THERE was a big increase in email traffic on Wales's broadband network during the winter freeze when people carried on working from home, Deputy First Minister Ieuan Wyn Jones said today.

He said roads were kept open thanks to the relationship between councils and the Assembly Government when swathes of the country were under a thick blanket of snow.

Answering AMs' questions in the Senedd, the Plaid leader said it was too early to say what the effect would be on the economy.

Previous periods of heavy snow, such as in 1963, only had a small impact on output, he said.

He defended the response of the Assembly Government which is responsible for the M48 and M4 motorways and which oversaw the supply of gritting salt to crisis-hit councils.

Officials were examining if the work could be done more efficiently in a repeat of the severe weather.

Businesses and essential services, including hospitals and schools, would be included in talks to avoid disruption in the future.

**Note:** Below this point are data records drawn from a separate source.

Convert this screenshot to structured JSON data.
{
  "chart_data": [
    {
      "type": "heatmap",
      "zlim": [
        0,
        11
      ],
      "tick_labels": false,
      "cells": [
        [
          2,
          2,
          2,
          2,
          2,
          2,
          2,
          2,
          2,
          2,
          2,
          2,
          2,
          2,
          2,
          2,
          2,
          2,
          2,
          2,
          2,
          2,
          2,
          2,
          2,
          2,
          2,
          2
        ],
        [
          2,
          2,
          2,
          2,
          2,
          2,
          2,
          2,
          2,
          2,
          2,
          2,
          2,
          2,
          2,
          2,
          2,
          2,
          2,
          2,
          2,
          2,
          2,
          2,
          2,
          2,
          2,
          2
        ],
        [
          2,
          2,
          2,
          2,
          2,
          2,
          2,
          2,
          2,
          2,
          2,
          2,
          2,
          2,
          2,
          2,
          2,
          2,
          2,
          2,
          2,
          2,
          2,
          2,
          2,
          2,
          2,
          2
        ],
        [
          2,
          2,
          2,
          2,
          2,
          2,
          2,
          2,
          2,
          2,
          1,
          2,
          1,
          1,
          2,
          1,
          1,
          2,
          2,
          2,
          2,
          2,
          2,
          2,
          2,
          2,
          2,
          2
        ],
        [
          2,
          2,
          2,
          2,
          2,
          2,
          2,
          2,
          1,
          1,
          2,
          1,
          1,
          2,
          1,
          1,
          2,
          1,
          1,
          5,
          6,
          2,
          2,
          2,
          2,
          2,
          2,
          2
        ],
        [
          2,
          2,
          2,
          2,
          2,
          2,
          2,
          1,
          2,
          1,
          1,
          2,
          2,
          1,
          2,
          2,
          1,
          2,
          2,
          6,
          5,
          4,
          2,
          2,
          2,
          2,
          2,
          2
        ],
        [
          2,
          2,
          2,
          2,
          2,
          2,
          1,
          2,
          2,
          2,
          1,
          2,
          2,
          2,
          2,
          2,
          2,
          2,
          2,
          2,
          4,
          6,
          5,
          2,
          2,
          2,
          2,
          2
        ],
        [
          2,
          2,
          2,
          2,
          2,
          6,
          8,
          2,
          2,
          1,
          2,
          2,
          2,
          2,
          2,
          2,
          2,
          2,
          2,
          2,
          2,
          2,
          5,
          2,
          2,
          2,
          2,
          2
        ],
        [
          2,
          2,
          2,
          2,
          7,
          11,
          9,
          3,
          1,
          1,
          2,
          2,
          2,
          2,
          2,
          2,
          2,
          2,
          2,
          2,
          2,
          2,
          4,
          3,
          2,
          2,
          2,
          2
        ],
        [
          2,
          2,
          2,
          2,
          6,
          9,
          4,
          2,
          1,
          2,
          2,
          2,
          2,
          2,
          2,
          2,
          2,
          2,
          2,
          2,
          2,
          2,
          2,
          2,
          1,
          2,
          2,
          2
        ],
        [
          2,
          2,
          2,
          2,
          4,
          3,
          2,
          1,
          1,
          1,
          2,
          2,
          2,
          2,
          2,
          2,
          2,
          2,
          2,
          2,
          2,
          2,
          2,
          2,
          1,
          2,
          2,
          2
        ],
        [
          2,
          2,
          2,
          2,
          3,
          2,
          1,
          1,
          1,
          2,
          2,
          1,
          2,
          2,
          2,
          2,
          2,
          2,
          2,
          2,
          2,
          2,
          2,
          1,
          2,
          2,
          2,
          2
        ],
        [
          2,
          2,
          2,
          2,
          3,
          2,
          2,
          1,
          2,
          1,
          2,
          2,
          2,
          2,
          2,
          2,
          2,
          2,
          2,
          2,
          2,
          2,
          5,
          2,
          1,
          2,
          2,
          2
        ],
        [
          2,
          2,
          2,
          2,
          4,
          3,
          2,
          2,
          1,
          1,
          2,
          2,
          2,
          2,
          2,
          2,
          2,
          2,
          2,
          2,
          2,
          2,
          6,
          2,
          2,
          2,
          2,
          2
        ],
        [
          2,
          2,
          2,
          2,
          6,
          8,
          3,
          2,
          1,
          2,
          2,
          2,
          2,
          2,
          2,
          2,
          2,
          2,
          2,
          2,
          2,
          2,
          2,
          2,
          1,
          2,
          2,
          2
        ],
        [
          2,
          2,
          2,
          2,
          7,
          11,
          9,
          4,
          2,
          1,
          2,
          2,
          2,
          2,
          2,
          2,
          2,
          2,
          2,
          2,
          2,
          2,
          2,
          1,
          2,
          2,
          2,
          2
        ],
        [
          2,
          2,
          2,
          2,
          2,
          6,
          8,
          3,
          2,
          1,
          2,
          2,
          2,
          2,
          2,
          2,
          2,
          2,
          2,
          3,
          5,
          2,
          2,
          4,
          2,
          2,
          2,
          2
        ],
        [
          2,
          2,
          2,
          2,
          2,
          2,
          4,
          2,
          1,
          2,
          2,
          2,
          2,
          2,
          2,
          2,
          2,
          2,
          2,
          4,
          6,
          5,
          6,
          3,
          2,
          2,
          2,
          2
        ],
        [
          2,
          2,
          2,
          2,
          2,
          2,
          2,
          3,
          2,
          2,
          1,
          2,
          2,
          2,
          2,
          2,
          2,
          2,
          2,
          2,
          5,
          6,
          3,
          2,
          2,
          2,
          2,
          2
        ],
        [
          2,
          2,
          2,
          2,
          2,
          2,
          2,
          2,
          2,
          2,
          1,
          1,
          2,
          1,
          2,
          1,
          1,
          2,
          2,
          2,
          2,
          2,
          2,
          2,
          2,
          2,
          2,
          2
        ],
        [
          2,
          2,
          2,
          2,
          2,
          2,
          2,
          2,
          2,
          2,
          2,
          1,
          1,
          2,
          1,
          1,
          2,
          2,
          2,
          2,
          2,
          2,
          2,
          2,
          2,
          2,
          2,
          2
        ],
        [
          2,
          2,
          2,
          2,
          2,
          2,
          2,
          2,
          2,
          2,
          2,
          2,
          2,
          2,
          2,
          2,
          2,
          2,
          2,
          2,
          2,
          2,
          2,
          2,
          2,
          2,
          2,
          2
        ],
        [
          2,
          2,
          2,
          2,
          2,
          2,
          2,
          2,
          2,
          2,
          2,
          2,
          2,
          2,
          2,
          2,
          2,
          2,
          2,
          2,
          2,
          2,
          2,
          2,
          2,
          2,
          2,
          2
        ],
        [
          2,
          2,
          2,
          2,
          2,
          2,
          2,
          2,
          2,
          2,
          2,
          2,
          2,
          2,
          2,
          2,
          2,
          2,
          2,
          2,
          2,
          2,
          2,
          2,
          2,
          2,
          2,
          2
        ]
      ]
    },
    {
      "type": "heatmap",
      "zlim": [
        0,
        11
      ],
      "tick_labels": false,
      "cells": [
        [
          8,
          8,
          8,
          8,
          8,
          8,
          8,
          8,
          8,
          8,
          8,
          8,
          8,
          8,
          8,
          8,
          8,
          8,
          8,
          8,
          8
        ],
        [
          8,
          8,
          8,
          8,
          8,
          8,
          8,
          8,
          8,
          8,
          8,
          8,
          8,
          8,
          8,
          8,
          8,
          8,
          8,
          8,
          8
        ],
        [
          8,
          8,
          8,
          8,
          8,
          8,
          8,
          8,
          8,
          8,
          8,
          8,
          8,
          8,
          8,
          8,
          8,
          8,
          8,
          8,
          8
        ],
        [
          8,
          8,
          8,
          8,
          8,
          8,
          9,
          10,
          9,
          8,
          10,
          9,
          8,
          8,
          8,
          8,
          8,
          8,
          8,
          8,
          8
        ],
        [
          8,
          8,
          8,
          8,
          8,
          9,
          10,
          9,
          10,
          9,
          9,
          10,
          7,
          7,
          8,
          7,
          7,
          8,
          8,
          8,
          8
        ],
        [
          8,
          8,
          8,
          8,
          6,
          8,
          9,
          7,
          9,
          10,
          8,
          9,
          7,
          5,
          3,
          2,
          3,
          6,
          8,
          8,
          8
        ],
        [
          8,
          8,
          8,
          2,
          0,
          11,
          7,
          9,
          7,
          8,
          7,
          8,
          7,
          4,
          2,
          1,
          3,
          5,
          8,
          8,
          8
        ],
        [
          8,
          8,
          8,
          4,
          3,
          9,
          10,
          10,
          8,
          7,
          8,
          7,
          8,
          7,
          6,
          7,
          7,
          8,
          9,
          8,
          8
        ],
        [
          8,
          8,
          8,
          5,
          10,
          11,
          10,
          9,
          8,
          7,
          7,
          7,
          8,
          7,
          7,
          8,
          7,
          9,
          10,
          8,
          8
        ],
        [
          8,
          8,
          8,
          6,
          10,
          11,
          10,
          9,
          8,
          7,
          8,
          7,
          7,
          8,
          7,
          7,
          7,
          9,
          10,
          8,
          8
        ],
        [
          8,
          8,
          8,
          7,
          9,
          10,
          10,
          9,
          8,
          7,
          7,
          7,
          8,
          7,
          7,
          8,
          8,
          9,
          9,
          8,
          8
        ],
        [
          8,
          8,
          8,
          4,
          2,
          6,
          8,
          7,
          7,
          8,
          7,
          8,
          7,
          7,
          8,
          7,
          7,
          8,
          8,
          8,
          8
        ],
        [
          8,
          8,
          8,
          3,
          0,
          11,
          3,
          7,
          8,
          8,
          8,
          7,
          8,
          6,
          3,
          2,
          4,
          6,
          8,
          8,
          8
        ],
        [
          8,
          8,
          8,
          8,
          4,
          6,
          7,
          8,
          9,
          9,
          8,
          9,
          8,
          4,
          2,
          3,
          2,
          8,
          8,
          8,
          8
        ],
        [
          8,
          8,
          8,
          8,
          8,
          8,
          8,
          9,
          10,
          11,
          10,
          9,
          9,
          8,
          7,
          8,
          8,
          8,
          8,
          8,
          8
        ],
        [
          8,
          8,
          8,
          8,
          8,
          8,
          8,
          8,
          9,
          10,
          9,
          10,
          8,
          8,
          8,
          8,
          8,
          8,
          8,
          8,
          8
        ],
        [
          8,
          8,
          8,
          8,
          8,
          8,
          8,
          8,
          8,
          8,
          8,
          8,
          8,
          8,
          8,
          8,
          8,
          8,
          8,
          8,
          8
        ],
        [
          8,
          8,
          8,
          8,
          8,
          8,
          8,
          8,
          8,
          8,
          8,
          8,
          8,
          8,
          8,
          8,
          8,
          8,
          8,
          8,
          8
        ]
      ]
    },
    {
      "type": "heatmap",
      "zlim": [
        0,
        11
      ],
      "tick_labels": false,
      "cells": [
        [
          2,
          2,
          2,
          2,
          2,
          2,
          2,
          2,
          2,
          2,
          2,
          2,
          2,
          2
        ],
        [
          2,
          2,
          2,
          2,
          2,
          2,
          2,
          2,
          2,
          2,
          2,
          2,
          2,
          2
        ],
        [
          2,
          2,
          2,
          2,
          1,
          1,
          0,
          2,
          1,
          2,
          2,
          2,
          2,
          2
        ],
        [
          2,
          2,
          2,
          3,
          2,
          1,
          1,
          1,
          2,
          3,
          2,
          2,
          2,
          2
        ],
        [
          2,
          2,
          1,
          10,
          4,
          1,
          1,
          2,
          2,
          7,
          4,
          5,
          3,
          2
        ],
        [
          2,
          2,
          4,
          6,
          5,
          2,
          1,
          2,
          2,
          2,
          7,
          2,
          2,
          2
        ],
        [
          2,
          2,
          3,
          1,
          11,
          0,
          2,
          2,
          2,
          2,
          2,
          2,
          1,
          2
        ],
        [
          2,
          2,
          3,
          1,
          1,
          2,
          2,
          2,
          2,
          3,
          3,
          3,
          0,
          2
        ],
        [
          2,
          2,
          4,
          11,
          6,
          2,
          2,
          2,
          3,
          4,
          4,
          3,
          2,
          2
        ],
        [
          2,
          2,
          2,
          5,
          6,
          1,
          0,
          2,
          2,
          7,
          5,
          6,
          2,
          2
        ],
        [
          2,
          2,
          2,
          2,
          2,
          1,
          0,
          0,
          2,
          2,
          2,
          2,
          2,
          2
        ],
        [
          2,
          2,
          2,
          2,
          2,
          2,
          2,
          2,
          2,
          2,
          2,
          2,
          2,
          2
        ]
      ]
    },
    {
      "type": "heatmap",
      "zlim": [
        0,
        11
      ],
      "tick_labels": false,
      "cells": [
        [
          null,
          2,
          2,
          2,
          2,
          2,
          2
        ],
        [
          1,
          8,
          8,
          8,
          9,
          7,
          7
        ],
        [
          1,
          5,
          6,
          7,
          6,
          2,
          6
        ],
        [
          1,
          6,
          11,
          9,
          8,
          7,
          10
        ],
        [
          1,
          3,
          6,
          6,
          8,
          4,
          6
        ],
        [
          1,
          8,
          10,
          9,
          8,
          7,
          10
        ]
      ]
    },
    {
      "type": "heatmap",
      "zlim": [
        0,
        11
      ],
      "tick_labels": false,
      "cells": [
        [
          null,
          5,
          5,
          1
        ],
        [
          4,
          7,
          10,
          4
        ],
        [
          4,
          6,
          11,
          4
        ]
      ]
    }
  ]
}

"It's impossible to give a dependable estimate of the impact (on the economy) of the recent inclement weather,’’ Mr Jones said.

"Evidence from similar periods of inclement weather suggests that the net effect on GDP will be minimal.’’ He added: "One of the consequences of the bad weather was that lots of people were actually working from home and apparently the email traffic on the broadband network in Wales shot up during the period, which does show that even in periods of bad weather people are increasingly looking for opportunities to work from home.’’ Ministers secured emergency deliveries of salt to keep roads open as council highways depots came close to running out earlier this month.

Mr Jones said: "I reject the implication that there was a lack of co-ordination between the Welsh Assembly Government and local authorities. In fact it worked extremely well.